Boy did Julie Hunt ever hit the nail on the head:
“But – real-time decision-making also has to be vetted with domain knowledge, human experience and common sense, to validate the viability of analytics results. Decisions make a positive difference for the enterprise only if they are based on accurate intelligence. While many things are possible with predictive analytics, there is always the danger of trying to force ‘reality’ to fit the model. This can be deadly to real-time operational decision-making.”
When it comes to decisions that can be made via models, you have to separate them into two categories: those that do not require 100% precision, and those that are too important to get wrong.
For example, routing a call center call, approving a credit line increase, rating a car insurance premium – these are all “decisions” that are made in high volume, but getting some of them wrong, in the aggregate, causes little harm. Obviously, the closer you get to perfect performance the better, but you can allow these decisions to be made without human interference. Obviously you track the result and continuously improve the models.
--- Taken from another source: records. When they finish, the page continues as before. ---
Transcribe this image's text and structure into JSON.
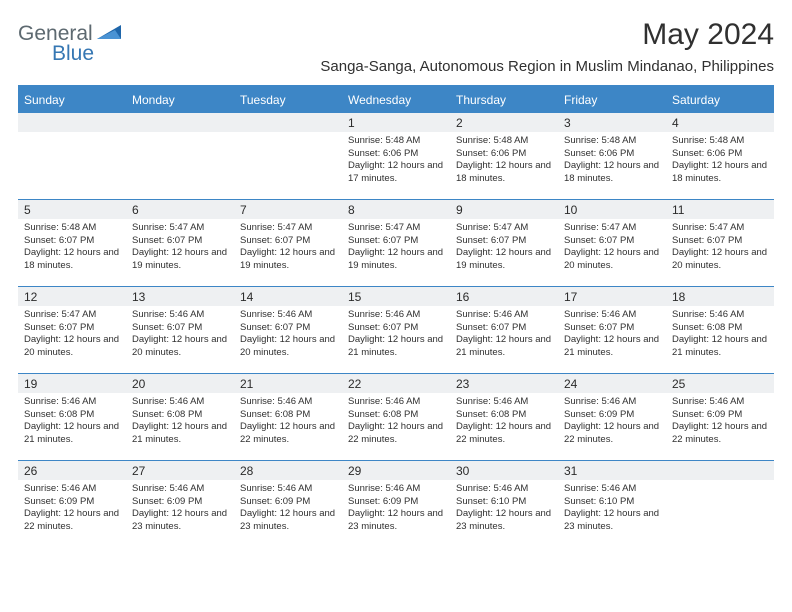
{
  "brand": {
    "word1": "General",
    "word2": "Blue"
  },
  "title": "May 2024",
  "subtitle": "Sanga-Sanga, Autonomous Region in Muslim Mindanao, Philippines",
  "colors": {
    "header_bg": "#3d86c6",
    "header_text": "#ffffff",
    "daynum_bg": "#eef0f2",
    "text": "#303030",
    "brand_gray": "#5d6970",
    "brand_blue": "#3677b3"
  },
  "day_names": [
    "Sunday",
    "Monday",
    "Tuesday",
    "Wednesday",
    "Thursday",
    "Friday",
    "Saturday"
  ],
  "weeks": [
    [
      null,
      null,
      null,
      {
        "n": "1",
        "sr": "5:48 AM",
        "ss": "6:06 PM",
        "dl": "12 hours and 17 minutes."
      },
      {
        "n": "2",
        "sr": "5:48 AM",
        "ss": "6:06 PM",
        "dl": "12 hours and 18 minutes."
      },
      {
        "n": "3",
        "sr": "5:48 AM",
        "ss": "6:06 PM",
        "dl": "12 hours and 18 minutes."
      },
      {
        "n": "4",
        "sr": "5:48 AM",
        "ss": "6:06 PM",
        "dl": "12 hours and 18 minutes."
      }
    ],
    [
      {
        "n": "5",
        "sr": "5:48 AM",
        "ss": "6:07 PM",
        "dl": "12 hours and 18 minutes."
      },
      {
        "n": "6",
        "sr": "5:47 AM",
        "ss": "6:07 PM",
        "dl": "12 hours and 19 minutes."
      },
      {
        "n": "7",
        "sr": "5:47 AM",
        "ss": "6:07 PM",
        "dl": "12 hours and 19 minutes."
      },
      {
        "n": "8",
        "sr": "5:47 AM",
        "ss": "6:07 PM",
        "dl": "12 hours and 19 minutes."
      },
      {
        "n": "9",
        "sr": "5:47 AM",
        "ss": "6:07 PM",
        "dl": "12 hours and 19 minutes."
      },
      {
        "n": "10",
        "sr": "5:47 AM",
        "ss": "6:07 PM",
        "dl": "12 hours and 20 minutes."
      },
      {
        "n": "11",
        "sr": "5:47 AM",
        "ss": "6:07 PM",
        "dl": "12 hours and 20 minutes."
      }
    ],
    [
      {
        "n": "12",
        "sr": "5:47 AM",
        "ss": "6:07 PM",
        "dl": "12 hours and 20 minutes."
      },
      {
        "n": "13",
        "sr": "5:46 AM",
        "ss": "6:07 PM",
        "dl": "12 hours and 20 minutes."
      },
      {
        "n": "14",
        "sr": "5:46 AM",
        "ss": "6:07 PM",
        "dl": "12 hours and 20 minutes."
      },
      {
        "n": "15",
        "sr": "5:46 AM",
        "ss": "6:07 PM",
        "dl": "12 hours and 21 minutes."
      },
      {
        "n": "16",
        "sr": "5:46 AM",
        "ss": "6:07 PM",
        "dl": "12 hours and 21 minutes."
      },
      {
        "n": "17",
        "sr": "5:46 AM",
        "ss": "6:07 PM",
        "dl": "12 hours and 21 minutes."
      },
      {
        "n": "18",
        "sr": "5:46 AM",
        "ss": "6:08 PM",
        "dl": "12 hours and 21 minutes."
      }
    ],
    [
      {
        "n": "19",
        "sr": "5:46 AM",
        "ss": "6:08 PM",
        "dl": "12 hours and 21 minutes."
      },
      {
        "n": "20",
        "sr": "5:46 AM",
        "ss": "6:08 PM",
        "dl": "12 hours and 21 minutes."
      },
      {
        "n": "21",
        "sr": "5:46 AM",
        "ss": "6:08 PM",
        "dl": "12 hours and 22 minutes."
      },
      {
        "n": "22",
        "sr": "5:46 AM",
        "ss": "6:08 PM",
        "dl": "12 hours and 22 minutes."
      },
      {
        "n": "23",
        "sr": "5:46 AM",
        "ss": "6:08 PM",
        "dl": "12 hours and 22 minutes."
      },
      {
        "n": "24",
        "sr": "5:46 AM",
        "ss": "6:09 PM",
        "dl": "12 hours and 22 minutes."
      },
      {
        "n": "25",
        "sr": "5:46 AM",
        "ss": "6:09 PM",
        "dl": "12 hours and 22 minutes."
      }
    ],
    [
      {
        "n": "26",
        "sr": "5:46 AM",
        "ss": "6:09 PM",
        "dl": "12 hours and 22 minutes."
      },
      {
        "n": "27",
        "sr": "5:46 AM",
        "ss": "6:09 PM",
        "dl": "12 hours and 23 minutes."
      },
      {
        "n": "28",
        "sr": "5:46 AM",
        "ss": "6:09 PM",
        "dl": "12 hours and 23 minutes."
      },
      {
        "n": "29",
        "sr": "5:46 AM",
        "ss": "6:09 PM",
        "dl": "12 hours and 23 minutes."
      },
      {
        "n": "30",
        "sr": "5:46 AM",
        "ss": "6:10 PM",
        "dl": "12 hours and 23 minutes."
      },
      {
        "n": "31",
        "sr": "5:46 AM",
        "ss": "6:10 PM",
        "dl": "12 hours and 23 minutes."
      },
      null
    ]
  ],
  "labels": {
    "sunrise": "Sunrise:",
    "sunset": "Sunset:",
    "daylight": "Daylight:"
  }
}
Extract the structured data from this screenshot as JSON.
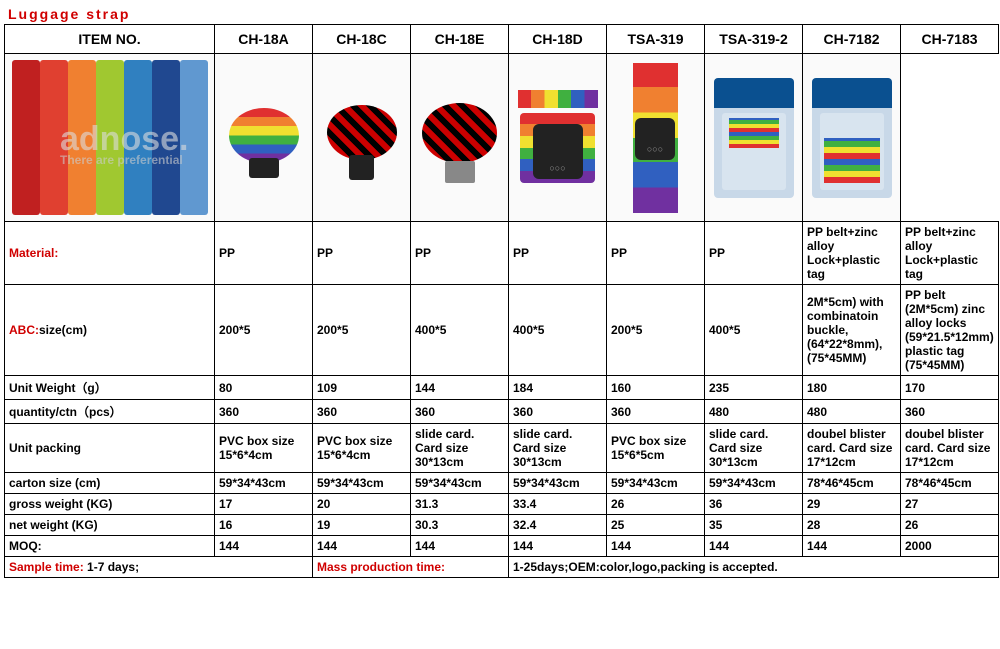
{
  "title": "Luggage strap",
  "colors": {
    "title": "#d00000",
    "border": "#000000",
    "label_red": "#d00000"
  },
  "columns": [
    "ITEM NO.",
    "CH-18A",
    "CH-18C",
    "CH-18E",
    "CH-18D",
    "TSA-319",
    "TSA-319-2",
    "CH-7182",
    "CH-7183"
  ],
  "rows": [
    {
      "label": "Material:",
      "label_red": true,
      "values": [
        "PP",
        "PP",
        "PP",
        "PP",
        "PP",
        "PP",
        "PP belt+zinc alloy Lock+plastic tag",
        "PP belt+zinc alloy Lock+plastic tag"
      ]
    },
    {
      "label": "ABC:size(cm)",
      "label_prefix": "ABC:",
      "label_suffix": "size(cm)",
      "label_red": true,
      "values": [
        "200*5",
        "200*5",
        "400*5",
        "400*5",
        "200*5",
        "400*5",
        "2M*5cm) with combinatoin buckle, (64*22*8mm), (75*45MM)",
        "PP belt (2M*5cm) zinc alloy locks (59*21.5*12mm) plastic tag (75*45MM)"
      ]
    },
    {
      "label": "Unit Weight（g）",
      "values": [
        "80",
        "109",
        "144",
        "184",
        "160",
        "235",
        "180",
        "170"
      ]
    },
    {
      "label": "quantity/ctn（pcs）",
      "values": [
        "360",
        "360",
        "360",
        "360",
        "360",
        "480",
        "480",
        "360"
      ]
    },
    {
      "label": "Unit packing",
      "values": [
        "PVC box size 15*6*4cm",
        "PVC box size 15*6*4cm",
        "slide card. Card size 30*13cm",
        "slide card. Card size 30*13cm",
        "PVC box size 15*6*5cm",
        "slide card. Card size 30*13cm",
        "doubel blister card. Card size 17*12cm",
        "doubel blister card. Card size 17*12cm"
      ]
    },
    {
      "label": "carton size (cm)",
      "values": [
        "59*34*43cm",
        "59*34*43cm",
        "59*34*43cm",
        "59*34*43cm",
        "59*34*43cm",
        "59*34*43cm",
        "78*46*45cm",
        "78*46*45cm"
      ]
    },
    {
      "label": "gross weight (KG)",
      "values": [
        "17",
        "20",
        "31.3",
        "33.4",
        "26",
        "36",
        "29",
        "27"
      ]
    },
    {
      "label": "net weight (KG)",
      "values": [
        "16",
        "19",
        "30.3",
        "32.4",
        "25",
        "35",
        "28",
        "26"
      ]
    },
    {
      "label": "MOQ:",
      "values": [
        "144",
        "144",
        "144",
        "144",
        "144",
        "144",
        "144",
        "2000"
      ]
    }
  ],
  "footer": {
    "sample_label": "Sample time:",
    "sample_value": " 1-7 days;",
    "mass_label": "Mass production time:",
    "mass_value": "1-25days;OEM:color,logo,packing is accepted."
  },
  "watermark": {
    "main": "adnose.",
    "sub": "There are preferential"
  }
}
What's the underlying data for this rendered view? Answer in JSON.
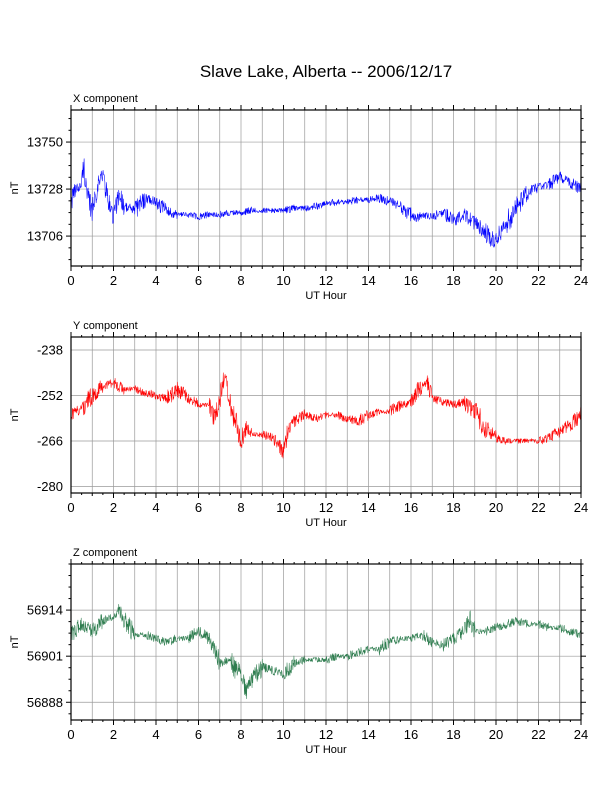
{
  "figure": {
    "title": "Slave Lake, Alberta -- 2006/12/17"
  },
  "chart_data": [
    {
      "type": "line",
      "panel_title": "X component",
      "xlabel": "UT Hour",
      "ylabel": "nT",
      "xlim": [
        0,
        24
      ],
      "ylim": [
        13692,
        13765
      ],
      "xticks": [
        0,
        2,
        4,
        6,
        8,
        10,
        12,
        14,
        16,
        18,
        20,
        22,
        24
      ],
      "yticks": [
        13706,
        13728,
        13750
      ],
      "grid": true,
      "color": "#0000ff",
      "series": [
        {
          "x": [
            0,
            0.25,
            0.5,
            0.6,
            0.75,
            1,
            1.25,
            1.5,
            1.75,
            2,
            2.25,
            2.5,
            3,
            3.5,
            4,
            4.5,
            5,
            5.5,
            6,
            6.5,
            7,
            7.5,
            8,
            8.5,
            9,
            9.5,
            10,
            10.5,
            11,
            11.5,
            12,
            12.5,
            13,
            13.5,
            14,
            14.5,
            15,
            15.5,
            16,
            16.25,
            16.5,
            17,
            17.5,
            18,
            18.5,
            19,
            19.5,
            20,
            20.25,
            20.5,
            21,
            21.5,
            22,
            22.5,
            23,
            23.5,
            24
          ],
          "y": [
            13722,
            13728,
            13730,
            13740,
            13725,
            13718,
            13730,
            13735,
            13722,
            13715,
            13726,
            13720,
            13718,
            13724,
            13722,
            13718,
            13716,
            13716,
            13715,
            13716,
            13716,
            13717,
            13717,
            13718,
            13718,
            13718,
            13718,
            13719,
            13719,
            13720,
            13721,
            13722,
            13722,
            13723,
            13723,
            13724,
            13722,
            13720,
            13716,
            13714,
            13716,
            13715,
            13717,
            13713,
            13716,
            13712,
            13708,
            13702,
            13710,
            13712,
            13720,
            13726,
            13729,
            13730,
            13734,
            13731,
            13728
          ]
        }
      ]
    },
    {
      "type": "line",
      "panel_title": "Y component",
      "xlabel": "UT Hour",
      "ylabel": "nT",
      "xlim": [
        0,
        24
      ],
      "ylim": [
        -282,
        -234
      ],
      "xticks": [
        0,
        2,
        4,
        6,
        8,
        10,
        12,
        14,
        16,
        18,
        20,
        22,
        24
      ],
      "yticks": [
        -238,
        -252,
        -266,
        -280
      ],
      "grid": true,
      "color": "#ff0000",
      "series": [
        {
          "x": [
            0,
            0.5,
            1,
            1.5,
            2,
            2.5,
            3,
            3.5,
            4,
            4.5,
            5,
            5.5,
            6,
            6.5,
            6.75,
            7,
            7.25,
            7.5,
            7.75,
            8,
            8.25,
            8.5,
            9,
            9.5,
            9.75,
            10,
            10.25,
            10.5,
            11,
            11.5,
            12,
            12.5,
            13,
            13.5,
            14,
            14.5,
            15,
            15.5,
            16,
            16.5,
            16.75,
            17,
            17.5,
            18,
            18.5,
            19,
            19.5,
            20,
            20.5,
            21,
            21.5,
            22,
            22.5,
            23,
            23.5,
            24
          ],
          "y": [
            -258,
            -256,
            -252,
            -249,
            -248,
            -250,
            -250,
            -251,
            -252,
            -253,
            -250,
            -253,
            -255,
            -255,
            -259,
            -253,
            -246,
            -255,
            -260,
            -266,
            -262,
            -264,
            -264,
            -265,
            -267,
            -270,
            -262,
            -260,
            -258,
            -259,
            -258,
            -258,
            -259,
            -260,
            -258,
            -257,
            -257,
            -255,
            -254,
            -249,
            -248,
            -253,
            -254,
            -255,
            -254,
            -257,
            -262,
            -265,
            -266,
            -266,
            -266,
            -266,
            -265,
            -263,
            -261,
            -258
          ]
        }
      ]
    },
    {
      "type": "line",
      "panel_title": "Z component",
      "xlabel": "UT Hour",
      "ylabel": "nT",
      "xlim": [
        0,
        24
      ],
      "ylim": [
        56883,
        56927
      ],
      "xticks": [
        0,
        2,
        4,
        6,
        8,
        10,
        12,
        14,
        16,
        18,
        20,
        22,
        24
      ],
      "yticks": [
        56888,
        56901,
        56914
      ],
      "grid": true,
      "color": "#2e7d4f",
      "series": [
        {
          "x": [
            0,
            0.5,
            1,
            1.5,
            2,
            2.25,
            2.5,
            3,
            3.5,
            4,
            4.5,
            5,
            5.5,
            6,
            6.5,
            6.75,
            7,
            7.5,
            8,
            8.25,
            8.5,
            9,
            9.5,
            10,
            10.5,
            11,
            11.5,
            12,
            12.5,
            13,
            13.5,
            14,
            14.5,
            15,
            15.5,
            16,
            16.5,
            17,
            17.5,
            18,
            18.5,
            18.75,
            19,
            19.5,
            20,
            20.5,
            21,
            21.5,
            22,
            22.5,
            23,
            23.5,
            24
          ],
          "y": [
            56907,
            56910,
            56908,
            56911,
            56912,
            56914,
            56911,
            56907,
            56907,
            56906,
            56905,
            56906,
            56906,
            56908,
            56906,
            56903,
            56899,
            56900,
            56895,
            56891,
            56894,
            56898,
            56897,
            56896,
            56899,
            56900,
            56900,
            56900,
            56901,
            56901,
            56902,
            56903,
            56903,
            56905,
            56906,
            56906,
            56907,
            56905,
            56904,
            56906,
            56908,
            56912,
            56908,
            56908,
            56909,
            56910,
            56911,
            56910,
            56910,
            56909,
            56909,
            56908,
            56907
          ]
        }
      ]
    }
  ]
}
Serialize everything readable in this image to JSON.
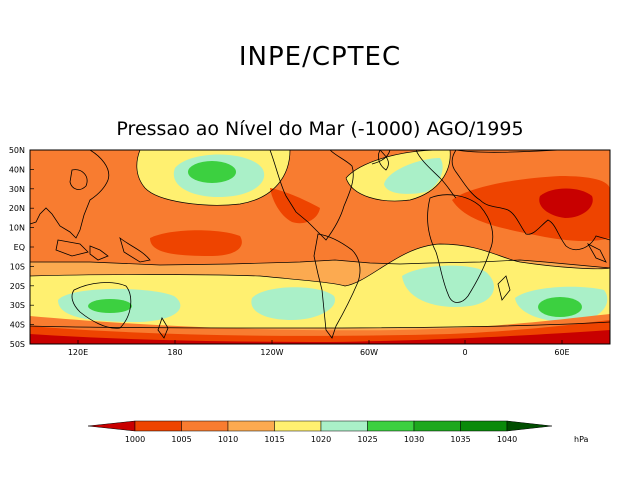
{
  "header": {
    "org": "INPE/CPTEC",
    "subtitle": "Pressao ao Nível do Mar (-1000) AGO/1995"
  },
  "axes": {
    "lat_labels": [
      "50N",
      "40N",
      "30N",
      "20N",
      "10N",
      "EQ",
      "10S",
      "20S",
      "30S",
      "40S",
      "50S"
    ],
    "lon_labels": [
      "120E",
      "180",
      "120W",
      "60W",
      "0",
      "60E"
    ]
  },
  "legend": {
    "values": [
      "1000",
      "1005",
      "1010",
      "1015",
      "1020",
      "1025",
      "1030",
      "1035",
      "1040"
    ],
    "unit": "hPa",
    "colors": [
      "#c80000",
      "#ee4400",
      "#f87c30",
      "#fcaa50",
      "#fff070",
      "#aaf0c8",
      "#3cd040",
      "#1ea81e",
      "#0a8a0a",
      "#004d00"
    ]
  },
  "palette": {
    "p1000": "#c80000",
    "p1005": "#ee4400",
    "p1010": "#f87c30",
    "p1015": "#fcaa50",
    "p1020": "#fff070",
    "p1025": "#aaf0c8",
    "p1030": "#3cd040"
  }
}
On the other hand, many decisions in an enterprise are too important to turn over to some algorithms. In these cases, the quantitative analysis can be a part of the decision process, but ultimately the decision vests with the person or persons who take responsibility for it. In point of fact, very few managers are comfortable with answers based on probability. The difference between 80% probability and 95% probability simply doesn’t resonate. For important decisions, managers want one answer, and that requires discussion and consensus.
We have to be very careful not to over-promise on analytics.